Thursday, November 24, 2011

"Oh... THAT Dale Greggsen!"

Lest we forget, the 1960s were not just about hippies and revolution; they were pulp fiction's GOLDEN AGE OF SLEAZE!

I think I'll paper the west wall of the pub with these covers. Sort of like Hard Rock Cafe, only... only... well, SLEAZY!


  1. As I had never, ever, heard of Dalle thingy, I googled. I know, I know, verboten, but I did. the first two results were, and the third was.... wait for it.... The Slap and Tickle! Fame, fame at last.

    Who is this fellow anyway? What is this Sisterhood? I think I prefer the Nutcracker Sweet.

  2. @Sheila - There really IS a Dale Greggsen? I thought all these "authors" used made up names. Heck, I wrote the post and even I didn't bother to google. :)

    Incidentally, all the masterpieces in this genre that were published in the UK seem to have a price of "2/6" on them. What the heck it that? Two what? Six what? Two cocoanuts? I'm guessing the equivalent of 1959 50¢. Ah. Shillings. Pence. Old Money. Now I get it.

    Did you know (you seem pretty familiar with these kinds of things) that Victorian smut was mostly concerned with transvestite themes? You did? Ok, then.

    I'm still willing to bet you couldn't find a second book title by this Dale Greggsen fellow. Two names picked out of a hat and then let's go for Swedish.

  3. That copy was not published in the UK. The picture includes a black woman and that would be unlikely in the 60's UK. Also the price of 50c would be laughed at as a daft Yankee thing.
    2/6, half a crown? That was a lot of money then, it still is to me.....

    If you wrote pap like this would you use your own name?

  4. Well I know this one wasn't published in the UK, you daft Scot! Anyone can see that! Heh. Well, I mean there were a lot on google to choose from, and the ones that were published in the UK were all marked 2/6. So ye're dumber than even 'mericans were if you paid THAT back then. You'll see. I gots plenty more where this come from. Hahahahaha!

  5. So black women didn't arrive in the UK until 1970? Or you just couldn't take pictures of 'em?

  6. I write pap every day. True, I don't use my own name. I use yours for the really bad stuff.

  7. The Dark Triangle! Ha! Great title.
    There was indeed a whole genre of smutty paperbacks back then, usually not very thick. We kids used to laugh about them, they were always displayed in the window of the newsagent near my bus-stop in town. All the covers were full of innuendo, but of course they dared not be too explicit, or they'd not be permitted on public display. So, we teenage boys would joke about them, and pretend we had some idea of what they were about. I'll bet, if you were to read Dale Greggsen's racy prose it would seem quite innocent by modern day standards.
    Some towns here banned "The Graduate" as a degenerate movie.

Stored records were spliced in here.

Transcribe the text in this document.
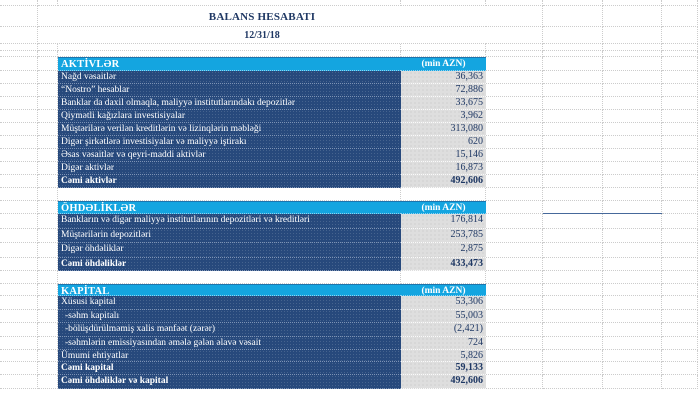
BALANS HESABATI
12/31/18
AKTİVLƏR	(min AZN)
Nağd vəsaitlər	36,363
“Nostro” hesablar	72,886
Banklar da daxil olmaqla, maliyyə institutlarındakı depozitlər	33,675
Qiymətli kağızlara investisiyalar	3,962
Müştərilərə verilən kreditlərin və lizinqlərin məbləği	313,080
Digər şirkətlərə investisiyalar və maliyyə iştirakı	620
Əsas vəsaitlər və qeyri-maddi aktivlər	15,146
Digər aktivlər	16,873
Cəmi aktivlər	492,606
ÖHDƏLİKLƏR	(min AZN)
Bankların və digər maliyyə institutlarının depozitləri və kreditləri	176,814
Müştərilərin depozitləri	253,785
Digər öhdəliklər	2,875
Cəmi öhdəliklər	433,473
KAPİTAL	(min AZN)
Xüsusi kapital	53,306
-səhm kapitalı	55,003
-bölüşdürülməmiş xalis mənfəət (zərər)	(2,421)
-səhmlərin emissiyasından əmələ gələn əlavə vəsait	724
Ümumi ehtiyatlar	5,826
Cəmi kapital	59,133
Cəmi öhdəliklər və kapital	492,606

  8. "I gots plenty more where this come from."

    So it seems. What exactly are you googling?

  9. @Soubriquet - so did you teenage boys not go in and read the good parts? How did you learn what was in them? Some of the older boys used to bring them to school and we would ask them to read the good parts to us. But I didn't understand a lot of the words. Or maybe they pronounced them wrong.

    @A. - Pulp fiction. Or dirty pulp fiction. I forgot.

  10. Of course we went in. But the shopkeeper would tell us to get out and stop trying to read the 'adult' literature.

    Here's a little true story. Back when I was about fifteen, and my pal, Ted, was fourteen, we became porn barons.
    Ted went to a private school that had a lot of boarders, who were extremely repressed and extremely curious as to what, exactly, lay beneath the outer garments of young ladies.
    Ted was tall for his age, and either he looked older, or the man whose shop sold naughty magazines didn't care how old he was, as long as he paid cash for soft porn mags.
    We put all our money together, and bought as much glossy porn as we could, and sold it at a big mark-up to the older kids at his school, those who didn't dare to walk into a shop and buy it themselves. Our source was the barber's shop, which had a strange multiplicity of trades. It sold glossy magazines of naked ladies, it sold hair gels, shampoos, razors, badger-hair shaving brushes, aftershave, umbrellas... Oh yes, our barber also was an umbrella repairer....
    And condoms.
    In an earlier, time, these things were sold only by pharmacies and barbers, who would murmur "and something for the weekend, sir?" on finishing the haircut.
    Anyway, that was our next profitable venture. Older boys in his school would pay for one condom, to slip in their wallet, thus giving the impression, when it would 'accidentally' fall out, that they were young Casanovas, men of the world. When in fact, the closest they got to the mystery of women was the coy girls on the glossy pages, always strategically shadowed, or airbrushed.
    Oh my. For a couple of years we were tycoons. All those bosoms paid for my new bike.